No one? I asked, "What about your aunts or your bestfriend or the girls you go to church with?" Nope. No one. I think she talked Yolanda into doing it. So Yolanda says to me, right in front of Yvonne, "Honey Bee, why don't you do the food? You're the bomb!" The first thing I said was, "WOW, thanks for volunteering me. I hate when people do that." I gave her a few pointers but said, totally serious, if she cannot afford these trays, she cannot afford to hire me to do her food. I am expensive because I am the bomb.

This seemed to bend Yolanda out of shape and she said, "Sheesh, but she's your friend." Well, arguing about this would have been lost on her since she's been to Yvonne's house and gets rides from her to work and they hang out. Not with me tho. Plus another thing, it would have been cruel to point out the absurdity of this remark in front of Yvonne.


I said, "If you want tips I'll be happy to share. That's the best I can do." i just walked away shaking my head.

Today as I was walking thru work I saw Yvonne and asked her if she straightened out her bridal shower food choices. She shook her head rather strangely and said that they were not going to do trays, they were going to do salads. Oh how nice.

A few hours later Yolanda shows up for work and says to me she is going to need my address for the bridal shower invitation. I say yeah. We're still working and a little while later Yvonne comes by and asks for the address too, I give it to her.

Not twenty minutes later as we're moving onto another phase of our work, Yvonne is tagging alone and Yolanda is yapping away and I'm not paying attention. She says, "Honey Bee, you can bring your chicken salad, that'll be good." "What chicken salad? Where? I make three different kinds, what are you talking about?" "To the bridal shower, your awesome chicken salad." I'm thinking WTF?

"We want you to bring the salad." "The Thai Salad? For you?" "Yes." Then Yolanda says there are going to be twenty people there. Oh for God's sakes. I said, "I'll think about it."

I didn't need to think about this. Out of the kindness of my heart have have shared food with my co-workers and they think this entitles them to invite me to a bridal shower with the sole purpose of getting me to bring the food. Guests do not bring the food. If it were a potluck party that'd be way different.

My Thai Salad is spectacular. It is also expensive. To cater this main dish salad for twenty women at a bridal shower would cost a minimum of $200. Like I said, she cannot afford.
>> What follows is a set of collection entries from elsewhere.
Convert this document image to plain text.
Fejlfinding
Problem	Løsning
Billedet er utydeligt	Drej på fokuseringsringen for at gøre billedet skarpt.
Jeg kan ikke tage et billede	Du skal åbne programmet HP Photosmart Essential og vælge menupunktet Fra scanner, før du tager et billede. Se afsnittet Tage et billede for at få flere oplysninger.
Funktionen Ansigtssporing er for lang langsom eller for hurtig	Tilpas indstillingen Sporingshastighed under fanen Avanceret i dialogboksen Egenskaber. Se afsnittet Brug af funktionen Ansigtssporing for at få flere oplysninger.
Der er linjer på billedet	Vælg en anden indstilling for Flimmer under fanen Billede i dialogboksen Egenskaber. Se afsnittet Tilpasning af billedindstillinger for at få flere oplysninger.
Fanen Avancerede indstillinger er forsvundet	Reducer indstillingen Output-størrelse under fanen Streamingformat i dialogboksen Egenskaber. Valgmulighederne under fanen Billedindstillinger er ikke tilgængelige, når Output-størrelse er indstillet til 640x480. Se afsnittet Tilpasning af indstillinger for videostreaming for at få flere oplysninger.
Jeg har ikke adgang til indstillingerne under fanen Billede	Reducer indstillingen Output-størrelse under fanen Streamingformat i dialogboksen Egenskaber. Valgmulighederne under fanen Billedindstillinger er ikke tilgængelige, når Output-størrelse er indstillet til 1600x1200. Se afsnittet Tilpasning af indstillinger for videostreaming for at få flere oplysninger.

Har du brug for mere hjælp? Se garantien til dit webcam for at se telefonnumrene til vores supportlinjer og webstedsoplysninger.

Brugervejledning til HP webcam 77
I also don't feel like I know her well enough to cough up all that money and time bringing food to a bridal shower I have no intention of attending.

IF SHE wants to pay to have me make the salad, she needs to hire me. Not invite me and my food. I am so pissed off at Yolanda. I told her before that I didn't appreciate her volunteering me or putting me on the spot and having to point out that Yvonne doesn't have anyone who can afford to hire me for her party.